Price objections. Pressure for price cuts is normal in selling, but start-ups face extra pressure because customers usually know that they may be desperate to make a sale. Usually this is because the customer is not aware of either the costs involved in developing a product or the benefit that will be accrued to them. Adequately describing the product and how it adds value can help.
Switching costs. Often the prospect is aware of other costs they need to incur in order to switch to your product. You can’t sell someone a new software product if they don’t own a computer. Entrepreneurs need to be aware of these extra costs and their impact on the prospect. Any cost/benefit analysis presented to the prospect should include these costs, because if you don’t include them then your prospect will add them in later.
Size and Credibility. Often the customer expresses doubt based on factors like size, age, gender, background or experience. These need to be addressed. For instance by emphasising that they will be dealing directly with the founder and not a salesperson, highlighting relevant experience or highlighting your partners' or other directors’ experience. Whatever it takes to increase their confidence in you and reduce their perceived risk.
Engage early and engage often. Getting in front of customers early has many benefits, especially for start-ups:
It’s an opportunity to gather market intelligence that will help with design and redesign. But not just design; market intelligence also helps define how you promote, distributed and price your product or service.
If your product or service is going to fail, and many do, you need to find out as early as possible. Fail fast and fail cheap.
Customers who are involved with a product from the early stages are more committed to the product, more likely to understand your pricing and to purchase. They will also become your greatest advocates.

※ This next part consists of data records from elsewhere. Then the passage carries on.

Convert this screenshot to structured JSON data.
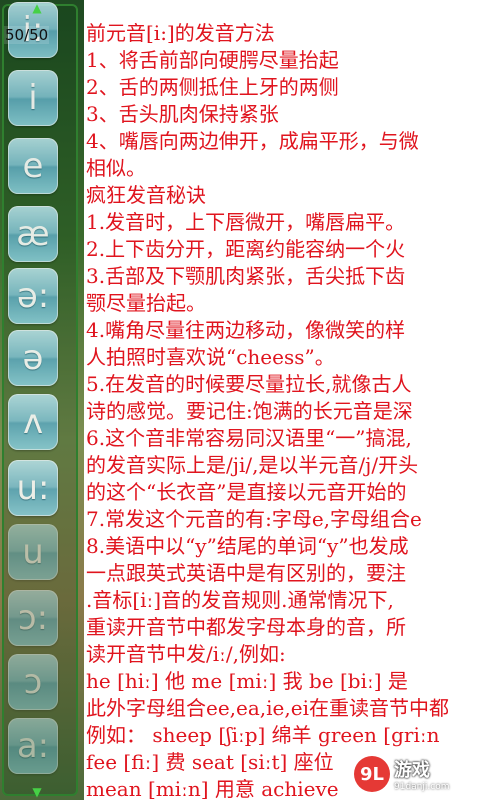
{
  "rail": {
    "counter": "50/50",
    "symbols": [
      "i:",
      "i",
      "e",
      "æ",
      "ə:",
      "ə",
      "ʌ",
      "u:",
      "u",
      "ɔ:",
      "ɔ",
      "a:"
    ]
  },
  "content": {
    "lines": [
      "前元音[i:]的发音方法",
      "1、将舌前部向硬腭尽量抬起",
      "2、舌的两侧抵住上牙的两侧",
      "3、舌头肌肉保持紧张",
      "4、嘴唇向两边伸开，成扁平形，与微",
      "相似。",
      "疯狂发音秘诀",
      "1.发音时，上下唇微开，嘴唇扁平。",
      "2.上下齿分开，距离约能容纳一个火",
      "3.舌部及下颚肌肉紧张，舌尖抵下齿",
      "颚尽量抬起。",
      "4.嘴角尽量往两边移动，像微笑的样",
      "人拍照时喜欢说“cheess”。",
      "5.在发音的时候要尽量拉长,就像古人",
      "诗的感觉。要记住:饱满的长元音是深",
      "6.这个音非常容易同汉语里“一”搞混,",
      "的发音实际上是/ji/,是以半元音/j/开头",
      "的这个“长衣音”是直接以元音开始的",
      "7.常发这个元音的有:字母e,字母组合e",
      "8.美语中以“y”结尾的单词“y”也发成",
      "一点跟英式英语中是有区别的，要注",
      ".音标[iː]音的发音规则.通常情况下,",
      "重读开音节中都发字母本身的音，所",
      "读开音节中发/iː/,例如:",
      "he [hiː] 他 me [miː] 我 be [biː] 是",
      "此外字母组合ee,ea,ie,ei在重读音节中都",
      "例如： sheep [ʃiːp] 绵羊 green [griːn",
      "fee [fiː] 费 seat [siːt] 座位",
      "mean [miːn] 用意 achieve"
    ]
  },
  "watermark": {
    "logo": "9L",
    "name": "游戏",
    "url": "91danji.com"
  }
}
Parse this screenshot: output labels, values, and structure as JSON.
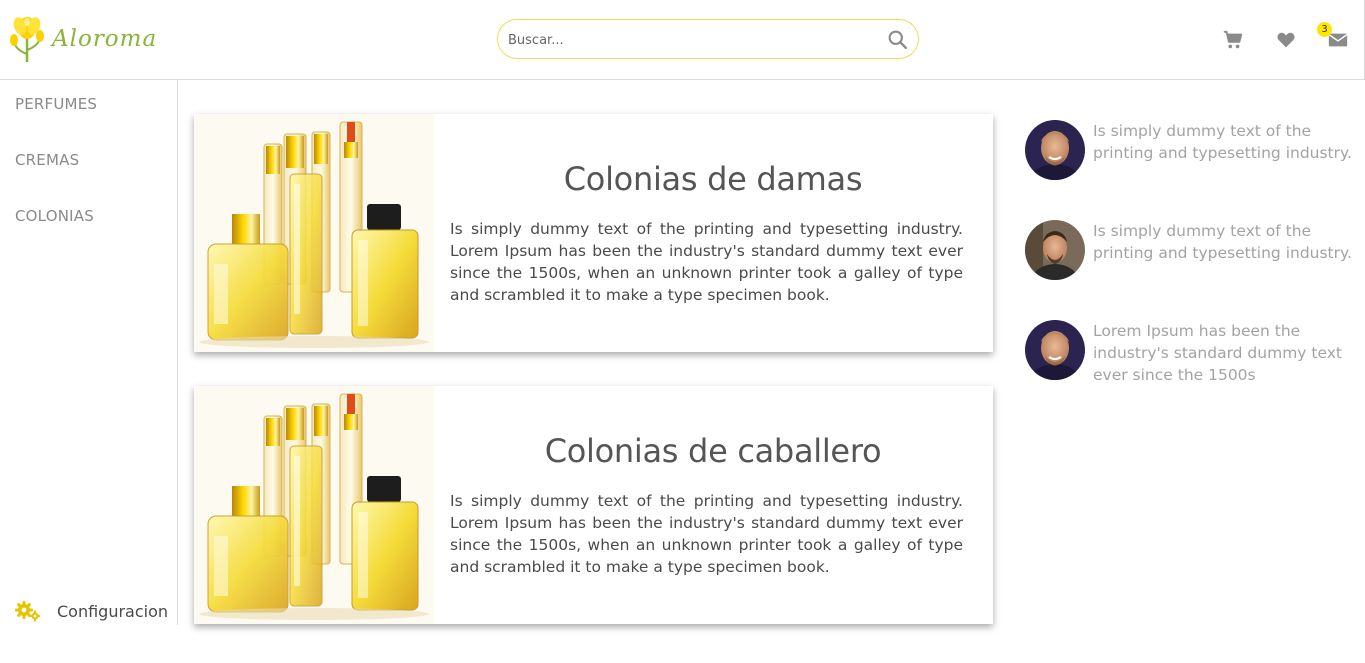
{
  "brand": {
    "name": "Aloroma",
    "color": "#8cb33a",
    "accent": "#ffe600"
  },
  "search": {
    "placeholder": "Buscar..."
  },
  "header": {
    "icons": [
      "cart-icon",
      "heart-icon",
      "mail-icon"
    ],
    "mail_badge": "3"
  },
  "sidebar": {
    "items": [
      {
        "label": "PERFUMES"
      },
      {
        "label": "CREMAS"
      },
      {
        "label": "COLONIAS"
      }
    ],
    "config_label": "Configuracion"
  },
  "cards": [
    {
      "title": "Colonias de damas",
      "description": "Is simply dummy text of the printing and typesetting industry. Lorem Ipsum has been the industry's standard dummy text ever since the 1500s, when an unknown printer took a galley of type and scrambled it to make a type specimen book."
    },
    {
      "title": "Colonias de caballero",
      "description": "Is simply dummy text of the printing and typesetting industry. Lorem Ipsum has been the industry's standard dummy text ever since the 1500s, when an unknown printer took a galley of type and scrambled it to make a type specimen book."
    }
  ],
  "testimonials": [
    {
      "text": "Is simply dummy text of the printing and typesetting industry."
    },
    {
      "text": "Is simply dummy text of the printing and typesetting industry."
    },
    {
      "text": "Lorem Ipsum has been the industry's standard dummy text ever since the 1500s"
    }
  ]
}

Finally, in the early stages of development the product or service simply doesn’t exist. Some entrepreneurs see that as a drawback when approaching a prospective customer, but it is a huge advantage. The customer is less threatened because they are not being sold to, they are being asked for advice. At the same time the entrepreneur is not under immediate pressure to make a sale but is gathering valuable feedback. Eventually the sale will just happen, almost as a by-product of the process.
Remember, it’s never too early to start the sales process.